If the value of the assets exceeds the value of the consideration and the selling automotive supplier files for insolvency within four years of the transfer of the assets, there is also the risk of the insolvency administrator contesting the transfer of the assets (Sec. 134 German Insolvency Code).

Acquisition between filing for insolvency and opening of insolvency proceedings

If a weak (in comparison to a strong) preliminary insolvency administrator has been appointed, such insolvency administrator is not yet authorised to enter into any divestment transaction. Nevertheless, any divestment transaction entered into by the shareholders or the managing director requires his approval. The preliminary insolvency administrator is also required to bring about the best possible satisfaction of the creditors. Against this background, an exclusive sales process is almost impossible.

Otherwise, for the period of provisional insolvency administration up to the opening of insolvency proceedings, the same applies in principle as for the purchase of an automotive supplier before the filing of an insolvency application.

Acquisition after opening of insolvency proceedings

The acquisition of the automotive supplier’s assets after the opening of insolvency proceedings is regularly accompanied by considerable time pressure and a bidding contest. In addition, the purchaser cannot expect to receive any guarantees and warranties for the business and the acquired assets from the insolvency administrator.

The main reasons for the acquisition of selected assets from the insolvency estate after the opening of the insolvency proceedings are:

  • the liabilities remain with the insolvent automotive supplier (such as bank liabilities or pension obligations);

  • the contracts existing between the insolvent automotive supplier and its contracting parties do not automatically pass to the purchaser, so that the purchaser can leave unneeded/too expensive contracts with the insolvent automotive supplier; and

  • the above-mentioned elements of liability due to continuation of business and company as well as liability for tax liabilities do not apply. Although even a purchase from the insolvency estate cannot prevent a transfer of business and thus the possible transfer of employment relationships, the tools of insolvency law and the support of the insolvency administrator make it easier, faster and more cost-effective to implement the frequently required labour law measures. With a conclusive purchaser concept or a transitional company (Transfergesellschaft), the re-organisation on the employee side can be carried out according to the purchaser's ideas and the labour law risk can be significantly limited.
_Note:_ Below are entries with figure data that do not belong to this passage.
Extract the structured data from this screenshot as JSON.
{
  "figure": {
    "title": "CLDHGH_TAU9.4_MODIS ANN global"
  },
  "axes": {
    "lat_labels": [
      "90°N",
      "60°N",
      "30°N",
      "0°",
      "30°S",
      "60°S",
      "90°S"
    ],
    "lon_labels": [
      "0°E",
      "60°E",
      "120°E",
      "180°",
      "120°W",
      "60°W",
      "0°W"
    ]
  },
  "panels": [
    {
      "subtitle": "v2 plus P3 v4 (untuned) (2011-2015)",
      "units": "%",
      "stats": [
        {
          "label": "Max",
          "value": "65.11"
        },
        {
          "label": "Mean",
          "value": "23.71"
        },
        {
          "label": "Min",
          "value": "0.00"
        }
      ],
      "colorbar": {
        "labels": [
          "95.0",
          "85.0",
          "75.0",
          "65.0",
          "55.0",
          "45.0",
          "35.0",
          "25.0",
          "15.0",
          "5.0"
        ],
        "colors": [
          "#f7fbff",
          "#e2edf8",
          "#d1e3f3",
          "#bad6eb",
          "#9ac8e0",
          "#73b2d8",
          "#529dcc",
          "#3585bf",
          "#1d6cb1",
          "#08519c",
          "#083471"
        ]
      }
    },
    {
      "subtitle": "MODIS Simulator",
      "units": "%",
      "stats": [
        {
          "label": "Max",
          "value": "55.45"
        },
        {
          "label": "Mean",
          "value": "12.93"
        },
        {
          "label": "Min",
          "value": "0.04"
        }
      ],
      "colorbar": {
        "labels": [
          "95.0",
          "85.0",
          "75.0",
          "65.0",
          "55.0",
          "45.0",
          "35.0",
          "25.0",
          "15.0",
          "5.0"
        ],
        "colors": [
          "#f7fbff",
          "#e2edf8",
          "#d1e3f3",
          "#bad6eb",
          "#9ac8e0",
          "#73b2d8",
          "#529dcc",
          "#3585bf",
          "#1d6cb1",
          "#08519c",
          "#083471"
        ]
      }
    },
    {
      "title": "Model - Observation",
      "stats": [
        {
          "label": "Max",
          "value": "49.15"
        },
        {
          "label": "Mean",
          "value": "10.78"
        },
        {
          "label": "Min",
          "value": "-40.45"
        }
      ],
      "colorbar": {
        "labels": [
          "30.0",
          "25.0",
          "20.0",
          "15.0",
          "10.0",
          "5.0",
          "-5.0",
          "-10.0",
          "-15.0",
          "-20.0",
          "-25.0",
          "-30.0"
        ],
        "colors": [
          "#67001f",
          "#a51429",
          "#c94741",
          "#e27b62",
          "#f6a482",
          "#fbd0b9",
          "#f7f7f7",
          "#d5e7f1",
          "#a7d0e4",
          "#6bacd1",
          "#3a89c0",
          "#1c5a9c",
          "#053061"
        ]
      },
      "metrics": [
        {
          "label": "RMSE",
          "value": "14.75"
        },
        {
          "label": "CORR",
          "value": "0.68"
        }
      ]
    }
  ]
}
However, the purchaser runs the risk that contracts that are necessary for operations or important for other reasons (in particular contracts with OEMs and own suppliers) can only be taken over if the contractual partner agrees. Under certain circumstances, the continuation of the contract may come at a price (i.e. the purchaser may have to accept new terms and conditions). Furthermore, new applications for official (owner-related) approvals, authorisations or permits from the company must be submitted regularly. 

In addition, the insolvent company's most important creditors (in addition to banks, also OEMs) regularly sit on the creditors' committee and play a decisive role in determining the conditions of the asset purchase.

Conclusion

Due to the exemption from liabilities and the lower liability risks, it is regularly recommended to purchase the assets after the opening of insolvency proceedings. In exceptional cases, however, a purchase prior to filing an application may be preferable. Benefits and risks must be weighed up carefully. Based on this, a concept must be developed together with the company and the (provisional) insolvency administrator and implemented promptly. In any case, an acquisition in the run-up to or as a result of insolvency remains a complex matter, not least because the different interests of banks, creditors, employees, trade unions, customers and suppliers must be taken into account.